Ear cutting (or ear clipping) applies constrained triangulation by successively ‘cutting’ triangles from a polygon defined by path/s. Holes are supported, the earcut library works with single-island-with-holes polygons, analogous to the POLYGON type in simple features.
Install the released version from CRAN.
install.packages("decido")
You can install the development version from GitHub with the following code.
## install.packages("remotes")
remotes::install_github("hypertidy/decido")
This is a basic example of triangulating a single-ring polygon. The output is a vector of triplet indices defining each triangle.
library(decido)
x <- c(0, 0, 0.75, 1, 0.5, 0.8, 0.69)
y <- c(0, 1, 1, 0.8, 0.7, 0.6, 0)
earcut(cbind(x, y))
#> [1] 2 1 7 7 6 5 5 4 3 2 7 5 5 3 2
See the documentation and vignette for more.
Open the getting started vignette.
vignette("decido", package = "decido")
There is a C++ headers API for decido.
library(Rcpp)
cppFunction(
depends = "decido"
, includes = '#include "decido/decido.hpp"'
, code = '
Rcpp::IntegerVector earcut0( SEXP polygon ) {
return decido::api::earcut( polygon );
}
'
)
poly <- list(matrix(c(0,0,0,1,1,1,1,0,0,0), ncol = 2, byrow = T))
earcut0( poly )
#> [1] 1 4 3 3 2 1
Triangles can be addictive once you get used to them and can really focus attention on how simple things work. I love this sneaky trick for turning a set of unique coordinates into a picture with basic array, plot, and index idioms.
library(decido)
x <- c(0, 0, 0.75, 1, 0.5, 0.8, 0.69)
y <- c(0, 1, 1, 0.8, 0.7, 0.6, 0)
idx <- earcut(cbind(x, y))
## idx is triplets of indices into x,y
plot(cbind(x, y)[rbind(matrix(idx, nrow = 3)[c(1:3, 1), ], NA), ], type = "l", lwd = 2, col = "darkgrey")
The need for polygon triangulation was originally motivated by the topology aspirations of silicate needing tools for decomposing shape data into primitives for analysis and visualization.
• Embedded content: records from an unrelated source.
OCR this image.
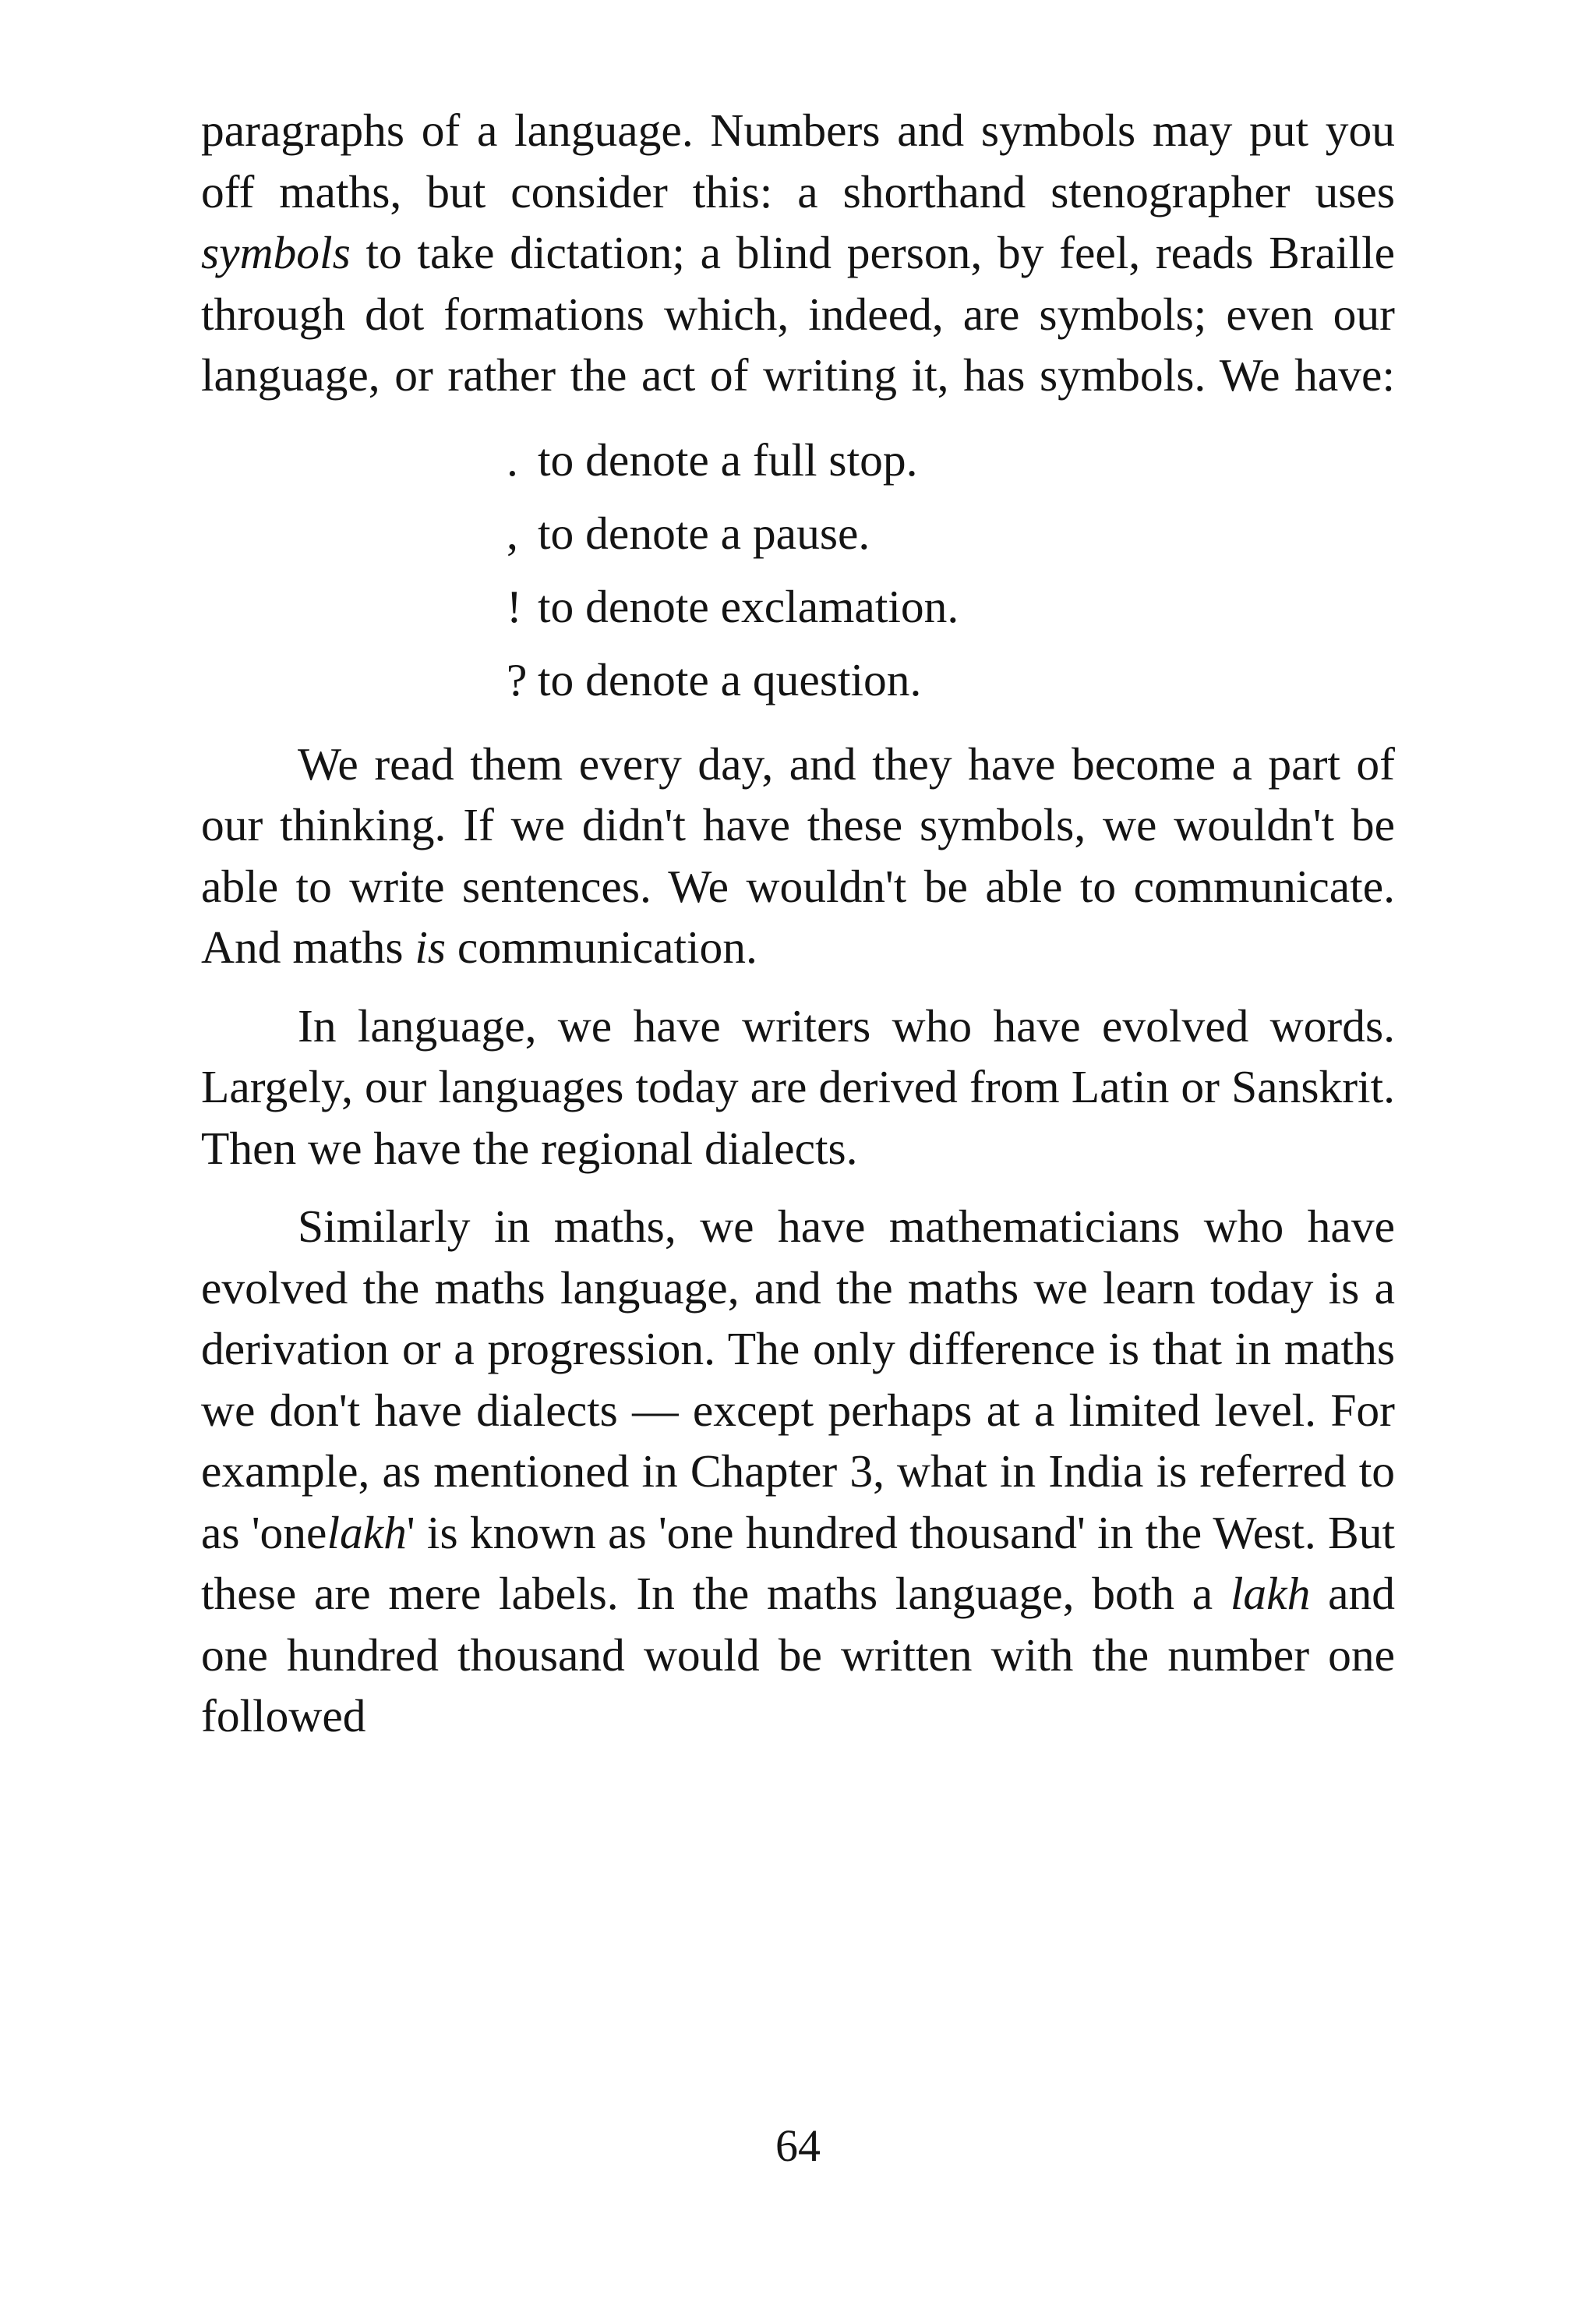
paragraphs of a language. Numbers and symbols may put you off maths, but consider this: a shorthand stenographer uses symbols to take dictation; a blind person, by feel, reads Braille through dot formations which, indeed, are symbols; even our language, or rather the act of writing it, has symbols. We have:

. to denote a full stop.
, to denote a pause.
! to denote exclamation.
? to denote a question.

We read them every day, and they have become a part of our thinking. If we didn't have these symbols, we wouldn't be able to write sentences. We wouldn't be able to communicate. And maths is communication.

In language, we have writers who have evolved words. Largely, our languages today are derived from Latin or Sanskrit. Then we have the regional dialects.

Similarly in maths, we have mathematicians who have evolved the maths language, and the maths we learn today is a derivation or a progression. The only difference is that in maths we don't have dialects — except perhaps at a limited level. For example, as mentioned in Chapter 3, what in India is referred to as 'onelakh' is known as 'one hundred thousand' in the West. But these are mere labels. In the maths language, both a lakh and one hundred thousand would be written with the number one followed

64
Decomposition into graph types is already well supported and exercised, but triangulations of paths versus triangulations from edges are two key facilities needed for greater control.
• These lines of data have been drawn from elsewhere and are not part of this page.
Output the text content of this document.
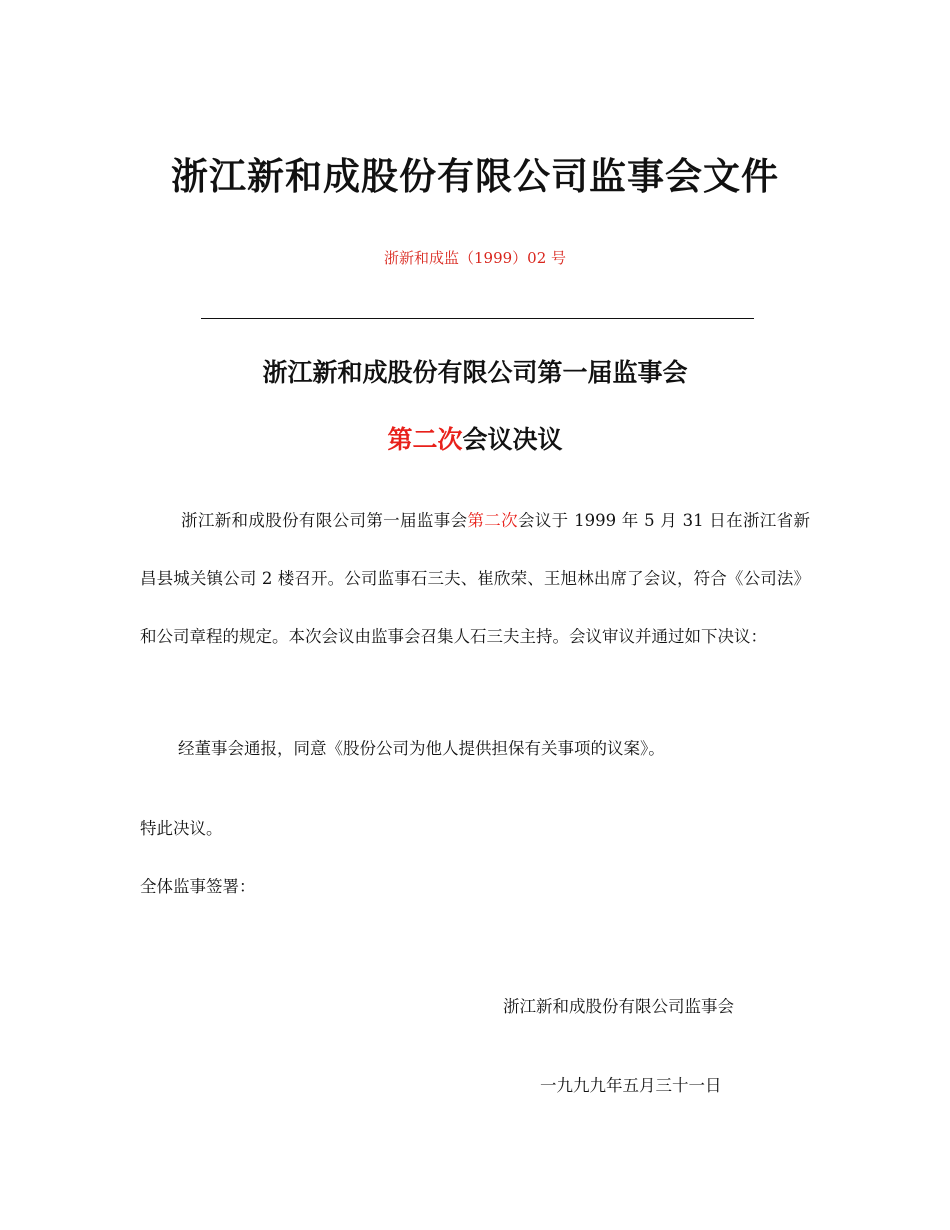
浙江新和成股份有限公司监事会文件
浙新和成监（1999）02 号
浙江新和成股份有限公司第一届监事会
第二次会议决议
浙江新和成股份有限公司第一届监事会第二次会议于 1999 年 5 月 31 日在浙江省新昌县城关镇公司 2 楼召开。公司监事石三夫、崔欣荣、王旭林出席了会议，符合《公司法》和公司章程的规定。本次会议由监事会召集人石三夫主持。会议审议并通过如下决议：
经董事会通报，同意《股份公司为他人提供担保有关事项的议案》。
特此决议。
全体监事签署：
浙江新和成股份有限公司监事会
一九九九年五月三十一日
This broader project is fairly well advanced in silicate which provides ear-cutting triangulations and enhanced with high-quality methods in hypertidy/anglr.
To triangulate sf polygons see function here. For high-quality triangulations of sf polygons directly see sfdct.
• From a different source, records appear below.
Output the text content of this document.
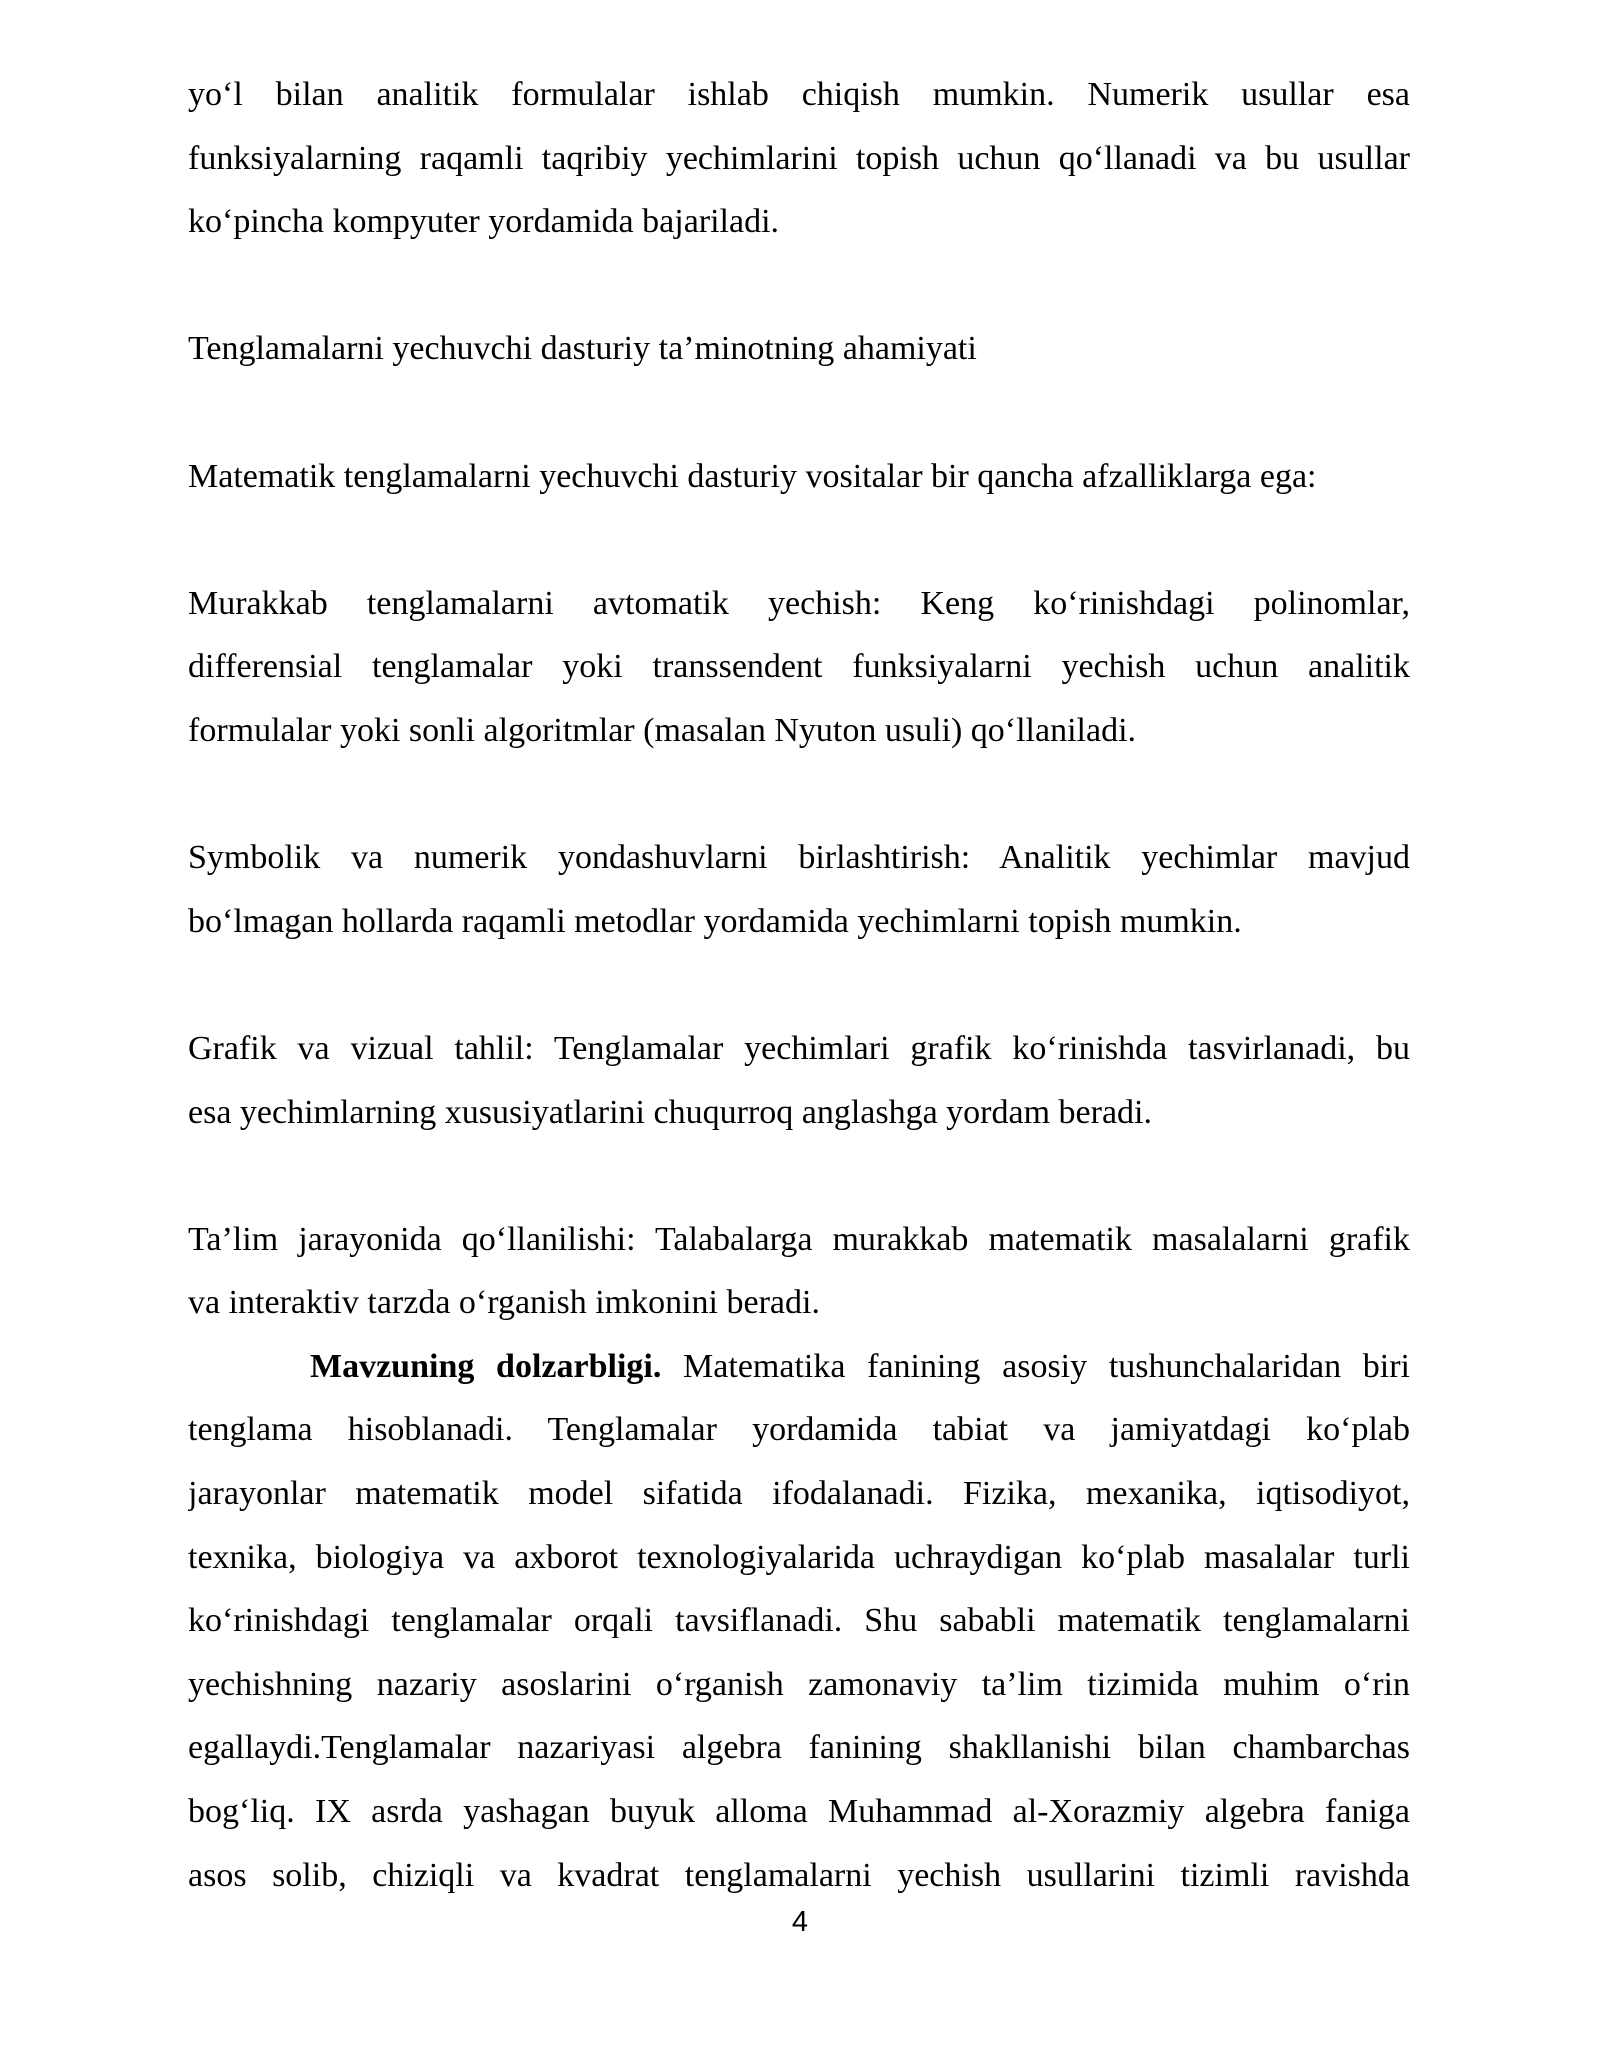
yoʻl bilan analitik formulalar ishlab chiqish mumkin. Numerik usullar esa
funksiyalarning raqamli taqribiy yechimlarini topish uchun qoʻllanadi va bu usullar
koʻpincha kompyuter yordamida bajariladi.
Tenglamalarni yechuvchi dasturiy ta’minotning ahamiyati
Matematik tenglamalarni yechuvchi dasturiy vositalar bir qancha afzalliklarga ega:
Murakkab tenglamalarni avtomatik yechish: Keng koʻrinishdagi polinomlar,
differensial tenglamalar yoki transsendent funksiyalarni yechish uchun analitik
formulalar yoki sonli algoritmlar (masalan Nyuton usuli) qoʻllaniladi.
Symbolik va numerik yondashuvlarni birlashtirish: Analitik yechimlar mavjud
boʻlmagan hollarda raqamli metodlar yordamida yechimlarni topish mumkin.
Grafik va vizual tahlil: Tenglamalar yechimlari grafik koʻrinishda tasvirlanadi, bu
esa yechimlarning xususiyatlarini chuqurroq anglashga yordam beradi.
Ta’lim jarayonida qoʻllanilishi: Talabalarga murakkab matematik masalalarni grafik
va interaktiv tarzda oʻrganish imkonini beradi.
Mavzuning dolzarbligi. Matematika fanining asosiy tushunchalaridan biri
tenglama hisoblanadi. Tenglamalar yordamida tabiat va jamiyatdagi koʻplab
jarayonlar matematik model sifatida ifodalanadi. Fizika, mexanika, iqtisodiyot,
texnika, biologiya va axborot texnologiyalarida uchraydigan koʻplab masalalar turli
koʻrinishdagi tenglamalar orqali tavsiflanadi. Shu sababli matematik tenglamalarni
yechishning nazariy asoslarini oʻrganish zamonaviy ta’lim tizimida muhim oʻrin
egallaydi.Tenglamalar nazariyasi algebra fanining shakllanishi bilan chambarchas
bogʻliq. IX asrda yashagan buyuk alloma Muhammad al-Xorazmiy algebra faniga
asos solib, chiziqli va kvadrat tenglamalarni yechish usullarini tizimli ravishda
4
Ear clipping (or ear cutting) is also available in the
rgl function triangulate
(implemented in R), and in the
lawn function
lawn_tesselate
(implemented via the Mapbox Javascript library earcut).
In rgl the function also classifies input coordinates according to their
nesting, a necessary first step if the relationship between holes and
islands is not known. The INLA
package has some kind of
constraint-based triangulation, but I don’t yet know the details.
In comparison to path-based ear-clipping, other libraries ‘Triangle’ and ‘CGAL’ provide edge-based mostly Delaunay triangulation. The Triangle library is available in the R package RTriangle, for spatial formats in the anglr, and in a limited sf wrapper in sfdct.
The best prospects for high-quality trianguation is probably the CGAL library, and this now available to R via the cgalheaders package, similarly used in the prepair package.
Older experimental implementations binding CGAL are in rcgal and laridae.
There’s an interesting new package terrainmeshrfor triangulating rasters based on the hmm library, this is leveraged in the dev-version of the anglr.
Do you know of others? Let me know! Triangulation is common across many R packages, but constrained algorithms are pretty rare (it’s hard). There are many Delaunay and other non-constrained implementations in many packages, and I’m compiling a list of those as well. OTOH there’s rgeos, sf, deldir, geometry, tripack, spatstat, akima, several mesh-related packages Rvcg, meshsimp, icosa, webglobe …
There’s a rough and old benchmark here: https://rpubs.com/cyclemumner/416456
Please note that the decido project is released with a Contributor Code of Conduct. By participating in this project you agree to abide by its terms.